Ergodicity
Ergodicity (Greek έργον: Work and όδος: path ) is a property of dynamical systems. The term goes back to the physicist Ludwig Boltzmann, who examined this property in conjunction with the statistical theory of heat. Ergodicity is studied in mathematics in ergodic theory.
General
The ergodicity refers to the average behavior of a system. Such a system is described by a model function which determines the temporal performance of the system depending on its current state. You can now submit in two ways:
Strictly ergodic a system is then called when the time average and ensemble average result with probability one to the same result. Clearly this means that during the development of the system, all possible states are reached, the state space is thus completely filled with time. This means in particular, that in such systems, the expected value is not dependent on the initial state.
A system is called weakly ergodic if, in both cases, only the expected value and the variance comply and higher order moments are neglected.

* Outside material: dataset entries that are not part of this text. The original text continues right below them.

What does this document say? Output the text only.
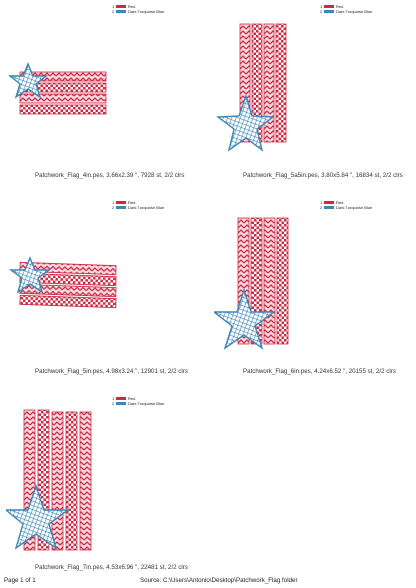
1	Red
2	Dark Turquoise Blue
Patchwork_Flag_4in.pes, 3.66x2.39 ", 7928 st, 2/2 clrs
1	Red
2	Dark Turquoise Blue
Patchwork_Flag_5a5in.pes, 3.80x5.84 ", 16834 st, 2/2 clrs
1	Red
2	Dark Turquoise Blue
Patchwork_Flag_5in.pes, 4.98x3.24 ", 12901 st, 2/2 clrs
1	Red
2	Dark Turquoise Blue
Patchwork_Flag_6in.pes, 4.24x6.52 ", 20155 st, 2/2 clrs
1	Red
2	Dark Turquoise Blue
Patchwork_Flag_7in.pes, 4.53x6.96 ", 22481 st, 2/2 clrs
Page 1 of 1	Source: C:\Users\Antonio\Desktop\Patchwork_Flag folder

The exact mathematical proof of ergodicity, in particular the proof of strict ergodicity can be furnished only in special cases. In practice, the detection of weak ergodicity is carried out at one or a small number of pattern features.
Examples
A simple physical example of an ergodic system is a particle moving randomly in a closed container moves ( Brownian motion). The state of this particle can then be simplified by its position in three-dimensional space described, which is defined by the container. This space is then the state space, and the movement in the room, by a random function (more precisely, a Wiener process ) will be described. If now we follow the trajectory of the particle, this will happen every point of the container after a sufficiently long time. Therefore, it does not matter if you make an averaging over the time or the space - the system is ergodic. In statistical mechanics is the assumption that real particles actually behave ergodic central to the derivations of macroscopic thermodynamic quantities, see ergodic hypothesis.
Another example is the dice: The mean number of 1,000 eyes dice rolls can be both thus, find that one times one after the other rolls a die in 1000, as well as the fact that you roll dice at the same time in 1000. The reason is that the 1000 simultaneously rolled dice will all be in slightly different states ( position in space, orientation of edges, speed, etc. ) and thus represent an average over the state space. Hence the term ensemble average is: When ergodic system can follow the development of a whole " flock " of initial states simultaneously and thus gain the same statistical information, if considered as a correspondingly longer period. This is used for measurements in order to obtain reliable results in a short time for noisy data.
A simple example of a stationary process which is not ergodic, one obtains: a " fair coin " is littered. If "head" falls, take the constant sequence, otherwise the constant sequence. The ensemble average are here equal to the time average but 1 or 0 ( with probability ).
Formal definition
Let be a probability space and a maßerhaltende transformation, that is, is a measurable function and applies to all. Then is called ergodic on (or alternatively to ergodic ) if one of the following equivalent conditions is met:
- For each applies with either or.
- For anybody with either applies or (where the symmetric difference referred to ).
- Holds for every positive measure.
- For any two sets with positive measure and there is a so that.